Friday, March 4, 2011

Apartment Update: Phone Call with Asbestos Expert/ Environmentalist

Our apartment management gave us the phone number for the environmentalist that they have leading the cleaning of the asbestos in the apartment, and Jeff and I had a long talk on the phone with him, which actually made me feel much better about the whole thing. We'll still get our clothes professionally cleaned and wipe everything down, but it was nice to get a full explanation from an expert. Here is some of what we learned.

We asked Mark (the expert) about the risk of contamination of whole apartment from having brought in items from our old apartment. He said that the risk is really pretty low. He explained that the building had asbestos fire-proofing around the kitchen and bath ducting in the walls, which was hit with axes by the fire department in the unit that was on fire, which allowed the asbestos to become airborn and travel in the smoke and heat. There is also three percent asbestos in the popcorn ceiling which was roasted by the fire and got loose. After the fire they did testing in the unit where the fire was and in the hallway, and then they did abatement (cleaning) in those areas to get rid of all the asbestos. Then they checked in every apartment on the ninth floor - by that time, the dust had settled, so they used box fans to get the dust back in the air, and then did air sampling.
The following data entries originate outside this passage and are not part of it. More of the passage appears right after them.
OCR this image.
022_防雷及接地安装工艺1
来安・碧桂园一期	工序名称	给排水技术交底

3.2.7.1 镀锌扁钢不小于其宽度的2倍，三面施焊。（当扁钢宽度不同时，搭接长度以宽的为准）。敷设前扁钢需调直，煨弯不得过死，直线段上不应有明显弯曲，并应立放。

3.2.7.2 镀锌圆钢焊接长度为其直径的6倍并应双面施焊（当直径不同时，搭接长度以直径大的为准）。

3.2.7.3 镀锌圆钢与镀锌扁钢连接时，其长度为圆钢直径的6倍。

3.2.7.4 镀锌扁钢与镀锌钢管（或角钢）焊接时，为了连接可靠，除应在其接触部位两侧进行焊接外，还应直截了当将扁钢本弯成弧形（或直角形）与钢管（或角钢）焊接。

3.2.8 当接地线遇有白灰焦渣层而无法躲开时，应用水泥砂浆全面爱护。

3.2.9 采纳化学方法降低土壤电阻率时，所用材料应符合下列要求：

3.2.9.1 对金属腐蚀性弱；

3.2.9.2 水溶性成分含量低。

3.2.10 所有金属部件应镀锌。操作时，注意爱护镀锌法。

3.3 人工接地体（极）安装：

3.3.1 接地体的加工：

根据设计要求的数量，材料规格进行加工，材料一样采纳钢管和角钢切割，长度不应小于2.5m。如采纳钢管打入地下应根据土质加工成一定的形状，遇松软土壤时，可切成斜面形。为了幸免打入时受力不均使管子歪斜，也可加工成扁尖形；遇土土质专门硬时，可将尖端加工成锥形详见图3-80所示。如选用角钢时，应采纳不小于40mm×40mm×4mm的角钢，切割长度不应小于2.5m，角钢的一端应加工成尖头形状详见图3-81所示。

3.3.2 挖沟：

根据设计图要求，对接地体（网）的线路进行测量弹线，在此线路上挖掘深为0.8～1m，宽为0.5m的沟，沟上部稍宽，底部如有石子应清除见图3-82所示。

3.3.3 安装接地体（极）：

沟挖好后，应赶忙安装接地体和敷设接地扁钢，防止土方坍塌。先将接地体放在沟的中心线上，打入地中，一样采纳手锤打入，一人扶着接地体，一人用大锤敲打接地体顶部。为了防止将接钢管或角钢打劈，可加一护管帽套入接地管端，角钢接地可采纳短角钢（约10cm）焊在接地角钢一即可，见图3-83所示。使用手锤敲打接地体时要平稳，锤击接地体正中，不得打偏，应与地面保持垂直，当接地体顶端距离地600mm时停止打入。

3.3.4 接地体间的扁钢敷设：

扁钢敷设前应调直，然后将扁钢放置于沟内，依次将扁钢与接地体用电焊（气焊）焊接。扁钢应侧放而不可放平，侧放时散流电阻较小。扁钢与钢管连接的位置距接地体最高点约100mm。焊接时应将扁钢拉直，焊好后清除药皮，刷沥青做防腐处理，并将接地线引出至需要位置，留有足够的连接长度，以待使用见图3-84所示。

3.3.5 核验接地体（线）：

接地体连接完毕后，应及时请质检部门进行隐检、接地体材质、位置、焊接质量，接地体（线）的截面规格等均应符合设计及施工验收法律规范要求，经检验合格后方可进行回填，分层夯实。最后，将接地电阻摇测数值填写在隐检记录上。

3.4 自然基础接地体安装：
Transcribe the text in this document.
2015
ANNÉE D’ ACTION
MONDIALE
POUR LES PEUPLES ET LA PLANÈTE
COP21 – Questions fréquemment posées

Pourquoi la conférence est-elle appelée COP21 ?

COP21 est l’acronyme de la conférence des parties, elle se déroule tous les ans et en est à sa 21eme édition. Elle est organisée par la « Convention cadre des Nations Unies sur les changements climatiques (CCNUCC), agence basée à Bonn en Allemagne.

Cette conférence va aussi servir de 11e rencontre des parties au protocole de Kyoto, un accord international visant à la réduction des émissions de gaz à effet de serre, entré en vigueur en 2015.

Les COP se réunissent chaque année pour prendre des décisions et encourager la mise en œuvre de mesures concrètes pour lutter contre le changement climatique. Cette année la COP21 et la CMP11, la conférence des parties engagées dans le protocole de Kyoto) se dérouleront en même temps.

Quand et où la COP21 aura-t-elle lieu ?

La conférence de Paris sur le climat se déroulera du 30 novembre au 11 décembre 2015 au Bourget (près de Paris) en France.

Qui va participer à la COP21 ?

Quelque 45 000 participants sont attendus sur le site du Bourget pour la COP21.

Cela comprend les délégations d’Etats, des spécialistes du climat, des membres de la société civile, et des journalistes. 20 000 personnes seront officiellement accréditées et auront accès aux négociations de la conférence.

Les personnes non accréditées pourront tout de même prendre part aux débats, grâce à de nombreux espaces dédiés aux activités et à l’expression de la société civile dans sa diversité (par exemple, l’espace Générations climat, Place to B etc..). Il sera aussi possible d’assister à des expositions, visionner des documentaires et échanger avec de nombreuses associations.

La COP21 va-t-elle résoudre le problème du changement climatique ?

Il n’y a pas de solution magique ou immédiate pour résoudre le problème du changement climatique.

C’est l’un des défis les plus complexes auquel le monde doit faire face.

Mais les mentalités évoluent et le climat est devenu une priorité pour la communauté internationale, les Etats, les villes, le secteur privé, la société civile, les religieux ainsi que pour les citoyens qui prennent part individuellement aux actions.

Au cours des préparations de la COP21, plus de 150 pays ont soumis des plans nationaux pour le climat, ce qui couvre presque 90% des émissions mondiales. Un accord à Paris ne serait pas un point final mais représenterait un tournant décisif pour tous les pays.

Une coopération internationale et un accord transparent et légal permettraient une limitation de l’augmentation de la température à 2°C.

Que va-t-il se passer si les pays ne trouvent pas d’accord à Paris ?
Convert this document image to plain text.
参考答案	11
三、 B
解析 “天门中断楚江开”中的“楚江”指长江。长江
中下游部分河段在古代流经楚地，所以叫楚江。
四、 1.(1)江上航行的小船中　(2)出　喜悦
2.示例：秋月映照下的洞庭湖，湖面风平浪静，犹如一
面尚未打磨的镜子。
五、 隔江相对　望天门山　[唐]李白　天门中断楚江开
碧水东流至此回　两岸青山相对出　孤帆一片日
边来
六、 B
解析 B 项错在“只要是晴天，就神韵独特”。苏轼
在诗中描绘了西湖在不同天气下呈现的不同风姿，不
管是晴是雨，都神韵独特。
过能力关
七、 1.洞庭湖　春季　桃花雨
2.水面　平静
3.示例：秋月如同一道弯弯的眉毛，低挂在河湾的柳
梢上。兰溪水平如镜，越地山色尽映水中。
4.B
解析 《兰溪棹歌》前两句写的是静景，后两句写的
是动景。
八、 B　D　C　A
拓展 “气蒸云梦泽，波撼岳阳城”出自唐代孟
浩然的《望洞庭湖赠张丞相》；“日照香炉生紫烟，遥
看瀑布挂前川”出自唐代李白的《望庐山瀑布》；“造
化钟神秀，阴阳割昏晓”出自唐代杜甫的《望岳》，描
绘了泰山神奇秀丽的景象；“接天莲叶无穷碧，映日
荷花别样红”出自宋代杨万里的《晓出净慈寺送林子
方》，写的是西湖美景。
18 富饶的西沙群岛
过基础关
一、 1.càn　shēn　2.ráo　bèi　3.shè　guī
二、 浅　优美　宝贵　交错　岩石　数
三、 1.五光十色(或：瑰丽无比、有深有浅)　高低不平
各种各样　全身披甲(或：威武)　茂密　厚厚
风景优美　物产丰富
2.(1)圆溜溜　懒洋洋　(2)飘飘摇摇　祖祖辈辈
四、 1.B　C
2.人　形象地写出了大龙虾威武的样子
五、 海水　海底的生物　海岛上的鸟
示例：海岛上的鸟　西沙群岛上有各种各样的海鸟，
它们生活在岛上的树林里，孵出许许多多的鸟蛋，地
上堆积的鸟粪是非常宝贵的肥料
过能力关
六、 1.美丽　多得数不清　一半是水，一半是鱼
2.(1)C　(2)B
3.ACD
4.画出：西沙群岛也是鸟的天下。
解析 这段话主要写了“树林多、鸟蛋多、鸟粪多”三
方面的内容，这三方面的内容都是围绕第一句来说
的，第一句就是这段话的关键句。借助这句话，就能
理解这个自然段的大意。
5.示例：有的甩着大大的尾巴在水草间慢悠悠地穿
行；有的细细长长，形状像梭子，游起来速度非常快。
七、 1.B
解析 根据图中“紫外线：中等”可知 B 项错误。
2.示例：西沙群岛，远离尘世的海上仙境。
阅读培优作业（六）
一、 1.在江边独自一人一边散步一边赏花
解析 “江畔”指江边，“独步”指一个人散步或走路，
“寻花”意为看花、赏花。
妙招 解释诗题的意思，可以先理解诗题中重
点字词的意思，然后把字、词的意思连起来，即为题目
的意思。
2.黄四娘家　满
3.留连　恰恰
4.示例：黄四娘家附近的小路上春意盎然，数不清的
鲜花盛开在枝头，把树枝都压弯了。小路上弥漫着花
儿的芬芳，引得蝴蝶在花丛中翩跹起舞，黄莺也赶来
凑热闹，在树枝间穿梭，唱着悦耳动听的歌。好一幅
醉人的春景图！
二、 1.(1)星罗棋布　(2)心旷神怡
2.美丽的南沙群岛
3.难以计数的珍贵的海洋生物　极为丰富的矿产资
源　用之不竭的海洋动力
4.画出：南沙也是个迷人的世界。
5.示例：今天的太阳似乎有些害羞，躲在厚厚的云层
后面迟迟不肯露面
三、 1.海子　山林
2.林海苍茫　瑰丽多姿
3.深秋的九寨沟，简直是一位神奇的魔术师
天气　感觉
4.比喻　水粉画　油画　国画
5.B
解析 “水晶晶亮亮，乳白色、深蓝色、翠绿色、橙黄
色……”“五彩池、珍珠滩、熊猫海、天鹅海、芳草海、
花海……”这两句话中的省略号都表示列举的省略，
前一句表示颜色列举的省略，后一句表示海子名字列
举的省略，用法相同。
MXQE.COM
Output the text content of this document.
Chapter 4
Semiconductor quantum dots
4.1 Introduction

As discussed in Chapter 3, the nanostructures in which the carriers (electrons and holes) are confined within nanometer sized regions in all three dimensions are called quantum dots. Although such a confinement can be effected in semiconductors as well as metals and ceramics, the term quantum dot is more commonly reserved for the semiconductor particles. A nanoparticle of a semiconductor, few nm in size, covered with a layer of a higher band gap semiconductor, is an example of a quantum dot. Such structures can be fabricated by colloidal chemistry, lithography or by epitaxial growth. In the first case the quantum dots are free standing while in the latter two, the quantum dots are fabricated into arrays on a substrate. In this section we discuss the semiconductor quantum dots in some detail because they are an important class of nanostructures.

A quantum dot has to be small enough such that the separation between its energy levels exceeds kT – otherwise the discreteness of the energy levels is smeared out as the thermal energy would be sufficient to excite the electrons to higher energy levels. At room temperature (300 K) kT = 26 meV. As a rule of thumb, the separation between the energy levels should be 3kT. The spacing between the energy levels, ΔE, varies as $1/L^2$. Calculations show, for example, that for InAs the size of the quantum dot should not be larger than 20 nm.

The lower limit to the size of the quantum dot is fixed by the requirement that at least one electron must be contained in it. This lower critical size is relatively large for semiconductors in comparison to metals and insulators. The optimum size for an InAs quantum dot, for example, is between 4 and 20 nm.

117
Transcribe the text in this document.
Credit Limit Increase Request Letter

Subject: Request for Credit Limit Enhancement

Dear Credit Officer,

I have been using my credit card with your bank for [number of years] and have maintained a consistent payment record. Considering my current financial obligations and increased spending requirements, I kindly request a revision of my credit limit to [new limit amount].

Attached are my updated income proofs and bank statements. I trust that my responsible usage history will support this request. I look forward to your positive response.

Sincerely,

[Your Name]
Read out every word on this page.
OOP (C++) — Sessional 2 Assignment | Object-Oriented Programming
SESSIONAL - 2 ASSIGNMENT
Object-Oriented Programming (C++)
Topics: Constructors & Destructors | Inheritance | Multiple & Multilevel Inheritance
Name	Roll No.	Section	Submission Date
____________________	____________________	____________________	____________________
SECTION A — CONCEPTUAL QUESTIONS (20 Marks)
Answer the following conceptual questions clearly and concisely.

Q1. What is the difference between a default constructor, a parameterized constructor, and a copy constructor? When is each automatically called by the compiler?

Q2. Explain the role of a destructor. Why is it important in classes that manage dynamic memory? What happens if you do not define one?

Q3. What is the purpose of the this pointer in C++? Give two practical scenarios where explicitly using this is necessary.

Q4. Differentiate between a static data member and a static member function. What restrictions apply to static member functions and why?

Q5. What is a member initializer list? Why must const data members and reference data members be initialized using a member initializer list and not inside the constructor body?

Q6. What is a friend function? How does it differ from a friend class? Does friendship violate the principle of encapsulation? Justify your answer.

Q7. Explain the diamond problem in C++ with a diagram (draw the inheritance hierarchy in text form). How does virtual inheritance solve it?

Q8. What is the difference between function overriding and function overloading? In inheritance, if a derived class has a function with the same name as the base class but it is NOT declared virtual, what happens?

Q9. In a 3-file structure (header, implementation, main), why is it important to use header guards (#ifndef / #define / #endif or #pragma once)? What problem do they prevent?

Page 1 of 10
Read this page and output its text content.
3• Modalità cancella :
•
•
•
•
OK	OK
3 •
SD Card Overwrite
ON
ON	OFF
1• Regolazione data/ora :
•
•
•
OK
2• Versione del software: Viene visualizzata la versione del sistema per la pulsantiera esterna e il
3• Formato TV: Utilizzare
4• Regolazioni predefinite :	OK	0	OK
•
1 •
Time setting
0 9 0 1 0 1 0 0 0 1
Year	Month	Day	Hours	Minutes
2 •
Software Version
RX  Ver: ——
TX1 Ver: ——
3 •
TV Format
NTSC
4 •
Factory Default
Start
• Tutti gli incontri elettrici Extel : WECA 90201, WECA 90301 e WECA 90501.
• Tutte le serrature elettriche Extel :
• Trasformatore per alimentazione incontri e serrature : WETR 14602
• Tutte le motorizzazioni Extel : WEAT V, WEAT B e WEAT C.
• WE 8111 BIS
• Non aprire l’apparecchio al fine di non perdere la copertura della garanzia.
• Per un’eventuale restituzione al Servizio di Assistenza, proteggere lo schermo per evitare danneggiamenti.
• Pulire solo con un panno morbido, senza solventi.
In apartment 902 (our apartment) they found one asbestos fiber in all of the air sampling that they did. That's equivalent to 15 fibers per cubic centimeter. As a comparison, the EPA standard for schools (after asbestos abatement has been completed) is 70 fibers per cubic cm. So at a level of 15 fibers per cubic centimeter there is actually no legal action required. (And Mark said that if you took samples on the street, you'd probably find comparable levels, just from the breaks on people's cars falling apart and things like that.)

They tested other apartments around the building and found zero asbestos fibers - meaning that the background level in the building is actually zero normally. So Mark made the argument that all of the ninth floor apartments should be brought back down to a zero level as well. He said it's really a precautionary measure to help avoid legal action and ensure people are completely comfortable. They're just not allowing anything above zero as a final result. He said they'd be happy to do testing in our current apartment, though he doesn't think it's necessary and wouldn't recommend it - but if we're feeling nervous and would like to do it, we should let him know. (I think we probably won't bother.) He also said that he's written a series of about 15 memos throughout the process of the cleaning, which our management has, and which have been submitted to Joe Parish at the DDOE, so we could access those if we wanted to see more information about the whole process.

We also asked him what we need to do to make sure hard surfaces (computer, books, jewelry, etc.) that we got out are clean. He said the only problem with asbestos is it getting airborn. If there is no visible dust, then its find. Otherwise just spray it with windex and wipe it down, and then throw away the paper towel.

We also asked how to clean items that are hard and soft (like suitcase). He said the levels are so low that it really probably doesn't need to be cleaned, but if we want, we can give those things to our management and have them vacuumed with the special asbestos-cleaning vacuum, which has a  special particulate filter so the asbestos won't go through bag.

So that's it - sounds like everything is really ok, so that's great!

1 comment:

duxex said...

I caught this post while googling around for some more information, ironically you guys live in the same apartment number that I live in and I had a similar incident. (btw, I just moved from DC too) I was wondering if I could e-mail you to compare what they did in DC vs what they did where I am living now.